Since then, psychedelic therapy for alcohol and other addictions has undergone a modest and so far encouraging revival, both in university studies and in various underground settings.* In a 2015 pilot study conducted at the University of New Mexico ten alcoholics received psilocybin, combined with “motivational enhancement therapy,” a type of cognitive behavioral therapy designed expressly to treat addiction. By itself, the psychotherapy had little effect on drinking behavior, but after the psilocybin session drinking decreased significantly, and these changes were sustained during the thirty-six weeks of follow-up. Michael Bogenschutz, the lead investigator, reported a strong correlation between the “strength of the experience and the effect” on drinking behavior. The New Mexico results were encouraging enough to warrant a much larger phase 2 trial, involving 180 volunteers, which Bogenschutz is now conducting at NYU in collaboration with Stephen Ross and Jeffrey Guss.

“Alcoholism can be understood as a spiritual disorder,” Ross told me the first time we met, in the treatment room at NYU. “Over time you lose your connection to everything but this compound. Life loses all meaning. At the end, nothing is more important than that bottle, not even your wife and your kids.
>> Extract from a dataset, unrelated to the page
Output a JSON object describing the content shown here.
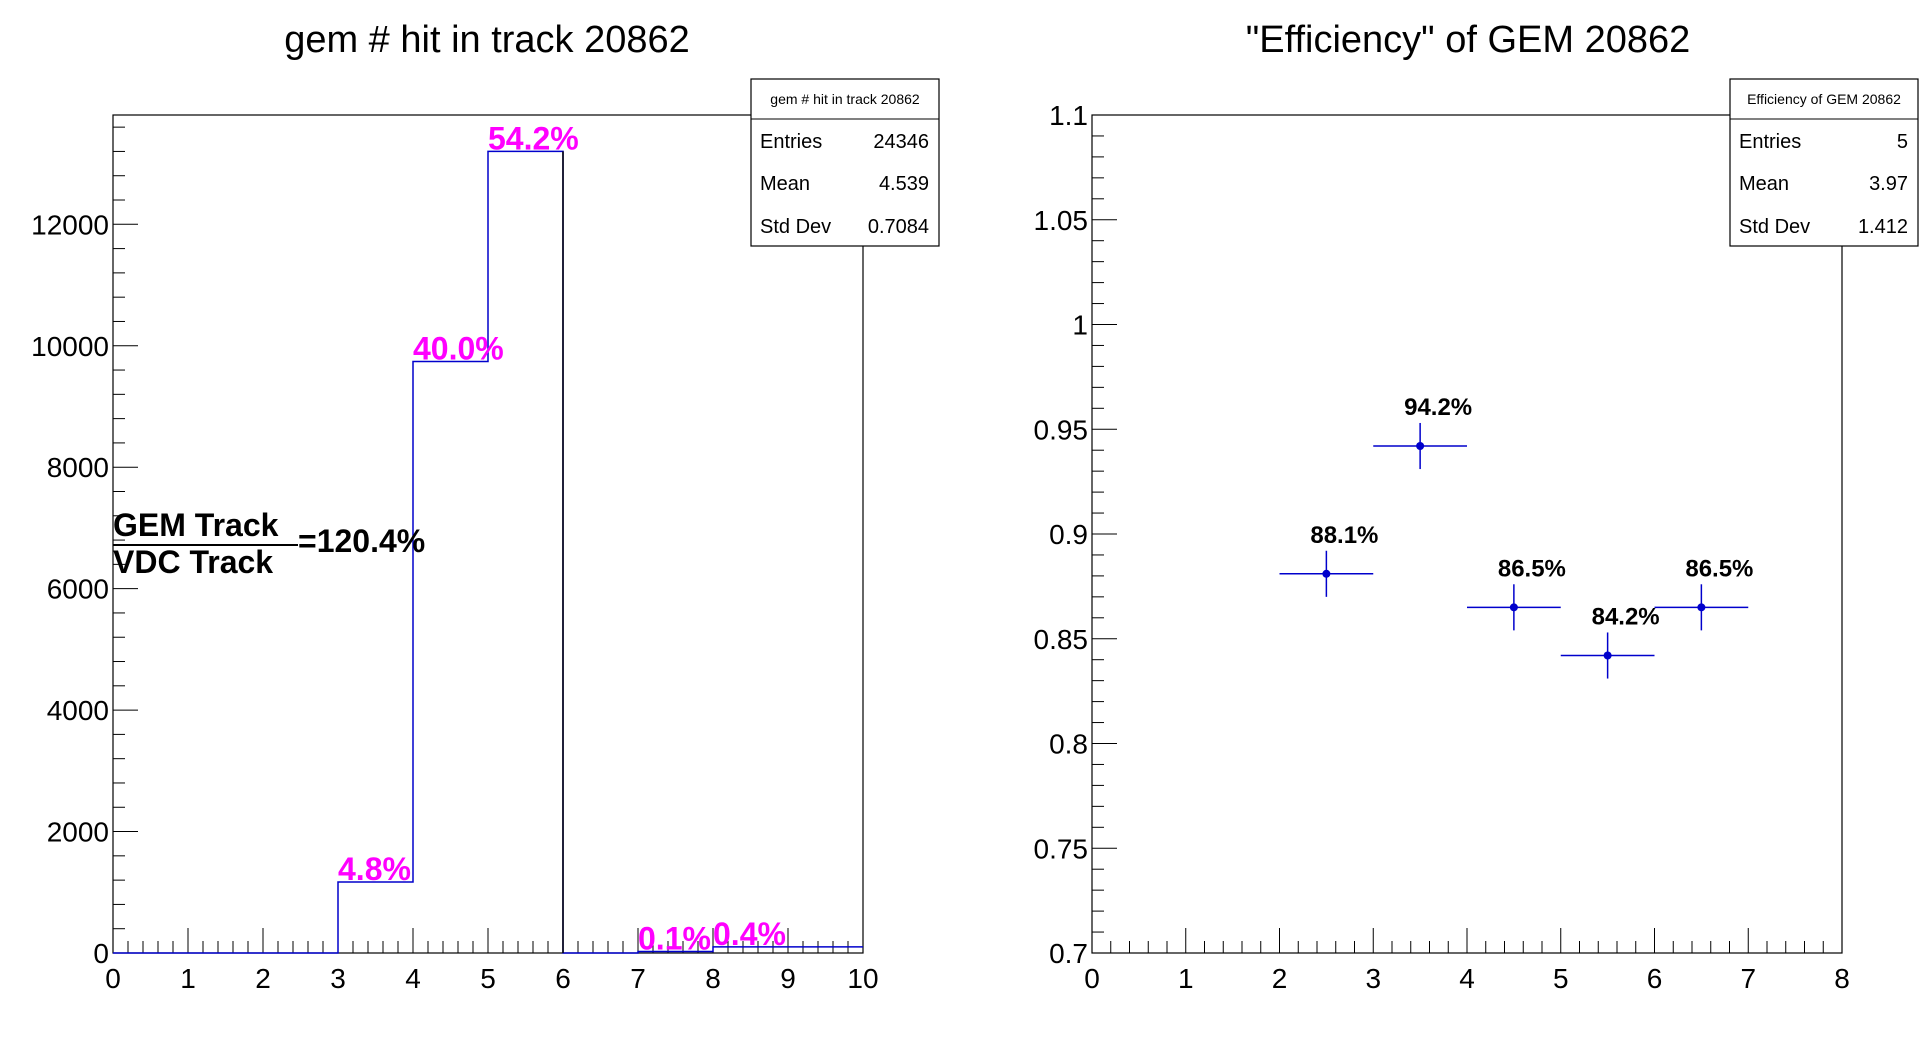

Eventually, there is nothing you won’t sacrifice for it.”

It was Ross who first told me the story of Bill W., the founder of AA, how he got sober after a mystical experience on belladonna and in the 1950s sought to introduce LSD into the fellowship. To use a drug to promote sobriety might sound counterintuitive, even crazy, yet it makes a certain sense when you consider how reliably psychedelics can sponsor spiritual breakthroughs as well as the conviction, central to the AA philosophy, that before she can hope to recover, the alcoholic must first acknowledge her “powerlessness.” AA takes a dim view of the human ego and, like psychedelic therapy, attempts to shift the addict’s attention from the self to a “higher power” as well as to the consolations of fellowship—the sense of interconnectedness.